Birdwhistell grew up in a Southern Baptist church in Kentucky, where female pastoral roles were virtually nonexistent. When she discovered her desire to lead a church, questions about the stigma around female church leaders arose in her heart.

“I remember thinking, ‘What would my family think?’ ‘What would my friends think?’ ‘What kind of church would ever ask me to be pastor?’” Birdwhistell said.

Lake Shore Baptist Church Lead Pastor, Kyndall Rae Rothaus, also grew up in the Southern Baptist church. She ended up majoring in theology in college.

“I spent most of college experiencing this tug towards pastoral ministry, but really wrestling still what I had learned growing up. The sort of turning point for me was my senior year when I took my first preaching class,” Rothaus said. “There were two other women in the class, along with 15 to 20 guys. When those two women got up to preach their sermons for class, it was like the light bulb kind of moment because they were so clearly gifted, and I knew it would be tragic if they couldn’t use their voices. It took this question outside of myself, and I could see that they were called. And I would say that was the end of my struggle. I embraced ministry as my calling from that moment forward.”

Birdwhistell went on to join Waco’s Calvary Baptist Church as a children’s pastor. In 2013, Calvary asked her to accept the position of associate pastor, and in 2017 Birdwhistell became their senior pastor.

Rothaus joined Lake Shore Baptist Church as its senior pastor in 2015. She said shes particularly loves her church’s open pulpit communication and preaching styles.

“They really believe in letting the pastor say what he or she needs to say. There’s kind of an understanding that not everyone in the congregation will agree with you all of the time, but there’s the freedom for discussion, for us coming to an understanding together,” Rothaus said.

Lake Shore Baptist is a church that is open and affirming to the LGBTQ community of Waco, as well.
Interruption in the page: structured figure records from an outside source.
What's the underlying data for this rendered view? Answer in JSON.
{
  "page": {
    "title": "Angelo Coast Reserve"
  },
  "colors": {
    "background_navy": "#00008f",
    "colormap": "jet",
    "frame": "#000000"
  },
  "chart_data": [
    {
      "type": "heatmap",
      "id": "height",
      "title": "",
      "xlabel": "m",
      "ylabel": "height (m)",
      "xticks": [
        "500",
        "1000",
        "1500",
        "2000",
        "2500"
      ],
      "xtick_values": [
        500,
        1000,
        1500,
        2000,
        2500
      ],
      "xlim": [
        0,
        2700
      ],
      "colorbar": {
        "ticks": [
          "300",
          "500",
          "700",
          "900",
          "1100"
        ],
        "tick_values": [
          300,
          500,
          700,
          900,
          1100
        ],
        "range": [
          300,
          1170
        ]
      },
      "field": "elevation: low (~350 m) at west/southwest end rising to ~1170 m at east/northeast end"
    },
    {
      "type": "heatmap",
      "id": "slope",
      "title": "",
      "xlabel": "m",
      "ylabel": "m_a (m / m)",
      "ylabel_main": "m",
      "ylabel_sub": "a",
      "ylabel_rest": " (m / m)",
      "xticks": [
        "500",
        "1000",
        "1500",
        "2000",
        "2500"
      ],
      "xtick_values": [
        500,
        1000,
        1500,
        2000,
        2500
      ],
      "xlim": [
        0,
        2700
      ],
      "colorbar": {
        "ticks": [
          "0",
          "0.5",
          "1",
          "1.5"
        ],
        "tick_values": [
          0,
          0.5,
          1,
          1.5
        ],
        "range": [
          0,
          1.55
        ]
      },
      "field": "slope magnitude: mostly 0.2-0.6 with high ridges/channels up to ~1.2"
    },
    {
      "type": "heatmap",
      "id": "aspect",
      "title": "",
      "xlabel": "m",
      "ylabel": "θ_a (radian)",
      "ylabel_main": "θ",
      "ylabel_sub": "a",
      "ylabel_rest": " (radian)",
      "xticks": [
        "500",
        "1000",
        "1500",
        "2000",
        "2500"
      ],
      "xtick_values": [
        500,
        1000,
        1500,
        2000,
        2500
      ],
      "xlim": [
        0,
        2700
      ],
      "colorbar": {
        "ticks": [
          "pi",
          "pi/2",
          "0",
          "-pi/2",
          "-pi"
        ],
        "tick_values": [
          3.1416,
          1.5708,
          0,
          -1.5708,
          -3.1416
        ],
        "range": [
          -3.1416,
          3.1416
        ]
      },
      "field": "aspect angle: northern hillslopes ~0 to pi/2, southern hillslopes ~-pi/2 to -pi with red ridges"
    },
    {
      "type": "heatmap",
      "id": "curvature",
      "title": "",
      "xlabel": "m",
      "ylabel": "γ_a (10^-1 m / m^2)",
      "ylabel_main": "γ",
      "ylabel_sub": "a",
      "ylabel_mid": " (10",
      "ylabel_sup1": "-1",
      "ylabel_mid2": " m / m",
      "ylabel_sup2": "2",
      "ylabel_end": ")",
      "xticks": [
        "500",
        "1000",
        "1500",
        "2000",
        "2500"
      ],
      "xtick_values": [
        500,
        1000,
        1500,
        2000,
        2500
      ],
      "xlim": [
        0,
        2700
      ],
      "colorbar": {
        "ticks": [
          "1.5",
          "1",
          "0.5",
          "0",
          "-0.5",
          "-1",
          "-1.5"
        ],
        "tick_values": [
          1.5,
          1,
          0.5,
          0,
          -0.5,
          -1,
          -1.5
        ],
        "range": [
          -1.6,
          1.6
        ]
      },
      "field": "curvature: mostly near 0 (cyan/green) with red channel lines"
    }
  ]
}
“I think that is one of the unique things about Lake Shore specifically. There really aren’t that many places where the LGBTQ community is safe, genuinely safe, accepted and loved as they are. I know we play a really important role in healing some of the spiritual trauma people have experienced,” Rothaus said.
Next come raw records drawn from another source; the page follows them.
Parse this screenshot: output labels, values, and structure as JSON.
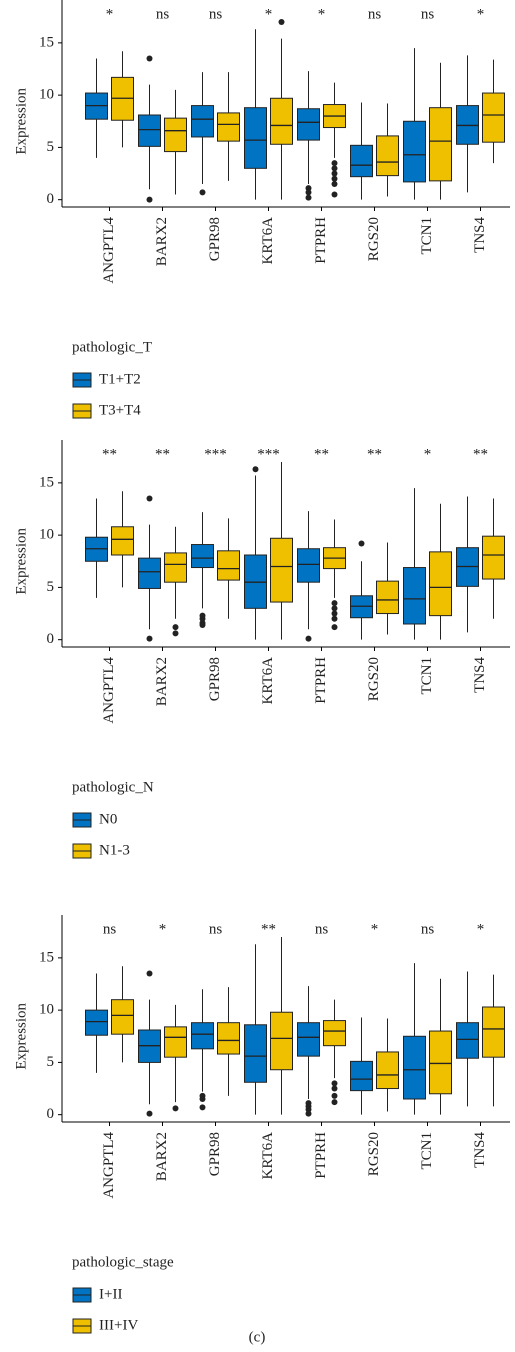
{
  "chart_data": [
    {
      "type": "box",
      "ylabel": "Expression",
      "legend_title": "pathologic_T",
      "categories": [
        "ANGPTL4",
        "BARX2",
        "GPR98",
        "KRT6A",
        "PTPRH",
        "RGS20",
        "TCN1",
        "TNS4"
      ],
      "significance": [
        "*",
        "ns",
        "ns",
        "*",
        "*",
        "ns",
        "ns",
        "*"
      ],
      "ylim": [
        -0.7,
        19.1
      ],
      "yticks": [
        0,
        5,
        10,
        15
      ],
      "series": [
        {
          "name": "T1+T2",
          "color": "#0073c2",
          "min": [
            4,
            1,
            1.5,
            0,
            1.5,
            0,
            0,
            0.7
          ],
          "q1": [
            7.7,
            5.1,
            6,
            3,
            5.7,
            2.2,
            1.7,
            5.3
          ],
          "median": [
            9,
            6.7,
            7.7,
            5.7,
            7.4,
            3.3,
            4.3,
            7.1
          ],
          "q3": [
            10.2,
            8.1,
            9,
            8.8,
            8.7,
            5.2,
            7.5,
            9
          ],
          "max": [
            13.5,
            11,
            12.2,
            16.3,
            12.3,
            9.3,
            14.5,
            13.8
          ],
          "outliers": [
            [],
            [
              13.5,
              0
            ],
            [
              0.7
            ],
            [],
            [
              1.1,
              0.7,
              0.2
            ],
            [],
            [],
            []
          ]
        },
        {
          "name": "T3+T4",
          "color": "#efc000",
          "min": [
            5,
            0.5,
            1.8,
            0,
            4,
            0.3,
            0,
            3.5
          ],
          "q1": [
            7.6,
            4.6,
            5.6,
            5.3,
            6.9,
            2.3,
            1.8,
            5.5
          ],
          "median": [
            9.7,
            6.6,
            7.2,
            7.1,
            8,
            3.6,
            5.6,
            8.1
          ],
          "q3": [
            11.7,
            7.8,
            8.3,
            9.7,
            9.1,
            6.1,
            8.8,
            10.2
          ],
          "max": [
            14.2,
            10.5,
            12.2,
            15.4,
            11.2,
            9.2,
            13.1,
            13.4
          ],
          "outliers": [
            [],
            [],
            [],
            [
              17
            ],
            [
              3.5,
              3,
              2.5,
              2,
              1.5,
              0.5
            ],
            [],
            [],
            []
          ]
        }
      ]
    },
    {
      "type": "box",
      "ylabel": "Expression",
      "legend_title": "pathologic_N",
      "categories": [
        "ANGPTL4",
        "BARX2",
        "GPR98",
        "KRT6A",
        "PTPRH",
        "RGS20",
        "TCN1",
        "TNS4"
      ],
      "significance": [
        "**",
        "**",
        "***",
        "***",
        "**",
        "**",
        "*",
        "**"
      ],
      "ylim": [
        -0.7,
        19.1
      ],
      "yticks": [
        0,
        5,
        10,
        15
      ],
      "series": [
        {
          "name": "N0",
          "color": "#0073c2",
          "min": [
            4,
            1,
            3,
            0,
            1,
            0,
            0,
            0.7
          ],
          "q1": [
            7.5,
            4.9,
            6.9,
            3,
            5.5,
            2.1,
            1.5,
            5.1
          ],
          "median": [
            8.7,
            6.5,
            7.8,
            5.5,
            7.2,
            3.2,
            3.9,
            7
          ],
          "q3": [
            9.8,
            7.8,
            9.1,
            8.1,
            8.7,
            4.2,
            6.9,
            8.8
          ],
          "max": [
            13.5,
            11,
            12.2,
            15.7,
            12.3,
            7.5,
            14.5,
            13.7
          ],
          "outliers": [
            [],
            [
              13.5,
              0.1
            ],
            [
              2.3,
              2,
              1.6,
              1.4
            ],
            [
              16.3
            ],
            [
              0.1
            ],
            [
              9.2
            ],
            [],
            []
          ]
        },
        {
          "name": "N1-3",
          "color": "#efc000",
          "min": [
            5,
            2,
            2,
            0,
            4,
            0.5,
            0,
            2
          ],
          "q1": [
            8.1,
            5.5,
            5.7,
            3.6,
            6.8,
            2.5,
            2.3,
            5.8
          ],
          "median": [
            9.6,
            7.2,
            6.8,
            7,
            7.8,
            3.8,
            5,
            8.1
          ],
          "q3": [
            10.8,
            8.3,
            8.5,
            9.7,
            8.8,
            5.6,
            8.4,
            9.9
          ],
          "max": [
            14.2,
            10.8,
            11.6,
            17,
            11.5,
            9.3,
            13,
            13.5
          ],
          "outliers": [
            [],
            [
              1.2,
              0.6
            ],
            [],
            [],
            [
              3.5,
              3,
              2.5,
              2,
              1.2
            ],
            [],
            [],
            []
          ]
        }
      ]
    },
    {
      "type": "box",
      "ylabel": "Expression",
      "legend_title": "pathologic_stage",
      "categories": [
        "ANGPTL4",
        "BARX2",
        "GPR98",
        "KRT6A",
        "PTPRH",
        "RGS20",
        "TCN1",
        "TNS4"
      ],
      "significance": [
        "ns",
        "*",
        "ns",
        "**",
        "ns",
        "*",
        "ns",
        "*"
      ],
      "ylim": [
        -0.7,
        19.1
      ],
      "yticks": [
        0,
        5,
        10,
        15
      ],
      "series": [
        {
          "name": "I+II",
          "color": "#0073c2",
          "min": [
            4,
            1,
            2.2,
            0,
            1.5,
            0,
            0,
            0.8
          ],
          "q1": [
            7.6,
            5,
            6.3,
            3.1,
            5.6,
            2.3,
            1.5,
            5.4
          ],
          "median": [
            8.9,
            6.6,
            7.7,
            5.6,
            7.4,
            3.4,
            4.3,
            7.2
          ],
          "q3": [
            10,
            8.1,
            8.8,
            8.6,
            8.8,
            5.1,
            7.5,
            8.8
          ],
          "max": [
            13.5,
            11,
            12,
            16.3,
            12.3,
            9.3,
            14.5,
            13.7
          ],
          "outliers": [
            [],
            [
              13.5,
              0.1
            ],
            [
              1.8,
              1.5,
              0.7
            ],
            [],
            [
              1.1,
              0.8,
              0.5,
              0.1
            ],
            [],
            [],
            []
          ]
        },
        {
          "name": "III+IV",
          "color": "#efc000",
          "min": [
            5,
            1.2,
            1.8,
            0,
            3.5,
            0.3,
            0,
            0.8
          ],
          "q1": [
            7.7,
            5.5,
            5.8,
            4.3,
            6.6,
            2.5,
            2,
            5.5
          ],
          "median": [
            9.5,
            7.4,
            7.1,
            7.3,
            8,
            3.8,
            4.9,
            8.2
          ],
          "q3": [
            11,
            8.4,
            8.8,
            9.8,
            9,
            6,
            8,
            10.3
          ],
          "max": [
            14.2,
            10.5,
            12.2,
            17,
            11,
            9.2,
            13,
            13.4
          ],
          "outliers": [
            [],
            [
              0.6
            ],
            [],
            [],
            [
              3,
              2.5,
              1.8,
              1.2
            ],
            [],
            [],
            []
          ]
        }
      ]
    }
  ],
  "caption": "(c)"
}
In 2016, the Baptist General Convention of Texas Executive Board declared Lake Shore Baptist Church, along with two other Texas churches, “outside of harmonious cooperation” with the state convention because of their views on homosexuality.
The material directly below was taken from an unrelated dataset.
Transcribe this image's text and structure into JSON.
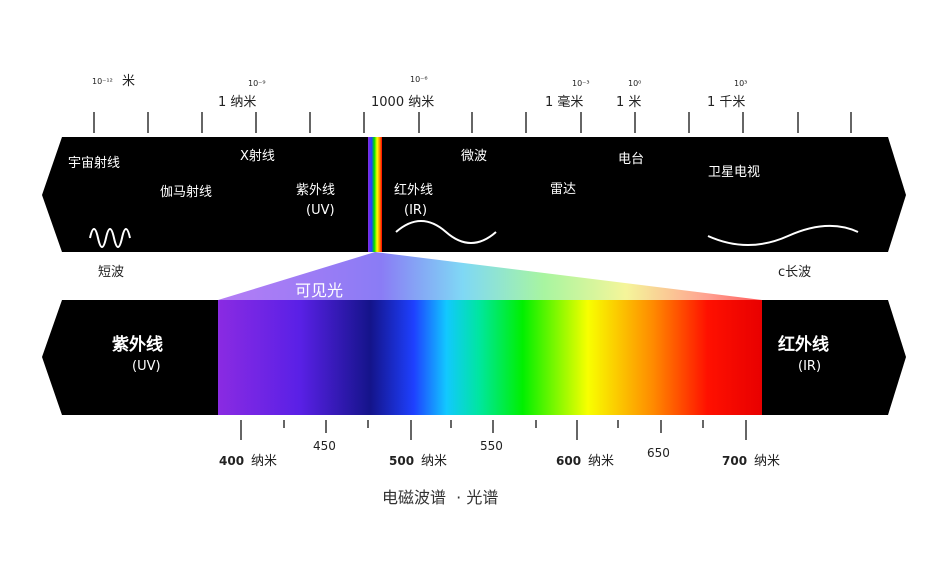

Yet, Rothaus continued to press on with her ministry. For her, the LGBTQ community was close to her heart. Even when she was younger and had not fully made up her mind on what she believed on homosexuality, she said she knew that the church was wrong, and it was causing damage.

“I think my very first awareness was being friends with some people who were gay and starting to have this dawning awareness that the church had really hurt people,” Rothaus said.

Rothaus has become a safe place for college students to talk about feelings of disunity and separation, in hope of renewal and new faith.

Rothaus and Birdwhistell were friends in seminary, and united in Waco for being some of the only female pastors in the area.

“I was excited when Mary Alice was made senior pastor because it was like, ‘Oh, there’s two of us now!’ in terms of Baptists,” Rothaus said.

Occasionally the women get together and catch up, sharing each other’s experiences. Both pastors advocate the unique perspectives and attributes women bring to a ministerial role.

Rothaus said how women tend to be more maternal, nurturing and non-hierarchical.

“I think one thing women can bring to the table is their experience knowing what it’s like to be on the oppressed side of the oppressor/oppressed equation. There is this experience of marginalization that women know intuitively because we’ve experienced it. You bring that in to the way you read the Bible, and Jesus was constantly for the marginalized,” Rothaus said. “Hopefully that gives us a pastoral eye for who in our congregation and community are on the margins.”